Because I can see now how this is going to play out. Starting with the watershed event of Newtown, public attitudes and behaviors have already started changing. This is how we finally came to terms with racism, sexism, and anti-gay bigotry in the US -- there were new laws added to the books in each instance, but these turned out not to be so important as the evolution of people's attitudes.

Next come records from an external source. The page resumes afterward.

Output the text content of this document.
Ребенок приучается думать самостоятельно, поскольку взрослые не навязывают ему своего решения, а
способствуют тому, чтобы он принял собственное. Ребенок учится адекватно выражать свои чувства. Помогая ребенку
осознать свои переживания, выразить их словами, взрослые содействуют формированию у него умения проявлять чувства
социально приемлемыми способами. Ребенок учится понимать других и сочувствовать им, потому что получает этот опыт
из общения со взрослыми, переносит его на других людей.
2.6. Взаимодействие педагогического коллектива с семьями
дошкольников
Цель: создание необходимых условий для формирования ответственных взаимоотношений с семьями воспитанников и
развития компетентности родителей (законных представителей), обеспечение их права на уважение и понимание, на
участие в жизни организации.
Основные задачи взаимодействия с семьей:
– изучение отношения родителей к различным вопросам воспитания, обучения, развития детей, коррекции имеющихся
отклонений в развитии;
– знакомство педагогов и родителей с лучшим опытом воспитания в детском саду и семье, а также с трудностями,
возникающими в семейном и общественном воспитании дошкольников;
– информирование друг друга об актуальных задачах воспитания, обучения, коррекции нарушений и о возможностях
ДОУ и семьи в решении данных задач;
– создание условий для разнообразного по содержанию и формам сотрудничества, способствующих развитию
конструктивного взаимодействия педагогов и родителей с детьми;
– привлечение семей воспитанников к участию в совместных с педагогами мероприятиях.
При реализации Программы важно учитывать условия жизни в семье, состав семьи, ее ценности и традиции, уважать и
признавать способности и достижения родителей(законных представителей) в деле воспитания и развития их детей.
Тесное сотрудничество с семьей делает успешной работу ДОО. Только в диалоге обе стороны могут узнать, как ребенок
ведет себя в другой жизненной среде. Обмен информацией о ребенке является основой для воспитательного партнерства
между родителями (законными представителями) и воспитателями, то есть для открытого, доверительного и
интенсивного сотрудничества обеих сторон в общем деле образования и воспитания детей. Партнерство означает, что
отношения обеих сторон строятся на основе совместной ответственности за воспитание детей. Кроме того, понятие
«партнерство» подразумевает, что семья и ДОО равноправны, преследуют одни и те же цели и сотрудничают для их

I spent quite a bit of time yesterday examining my own mind, and the gravitational pull of violence within it. I looked back into my childhood, at the childish games we used to play where we were cowboys with guns, miming killing and death, and wondered if this is normal. Puppies and kittens play at fighting, so why shouldn't human puppies do the same? I came to the conclusion that my mind habitually perceived violence as way of solving problems "with finality," that this was neither normal nor healthy, and that it had been culturally imposed, by the American war-and-cowboy culture which "shoots first and asks questions later." I also thought quite a bit about the historical specifics of who the cowboys were and where they came from, rather than just thinking of them as a bunch of average guys who went west and happened to blow each other full of holes.

Because if you think American society doesn't have a "violence problem," if you think the number of gun deaths we experience each year in this country is normal, if you're able to look at this galloping pathology and see nothing amiss, I have nothing more to say to you except "Enjoy your lunch." You know, there was a time in this country when slave-owners thought of themseles as normal people, and a slave-owning society as perfectly acceptable, and what monsters of iniquty they were. Not just gun violence, but violence as a state of mind, option, or solution to anything is on the outs. Attitudes are already changing, plus a little introspection doesn't hurt a thing, and it's about time we all had some, on this topic anyway.

1 comment:

Joe said...

Dave I was recently thinking about the same things from my past and how things would be different for me most likely in a better way if I had realized what I was doing by not being careful for others and thinking of consequences for them when I was very young.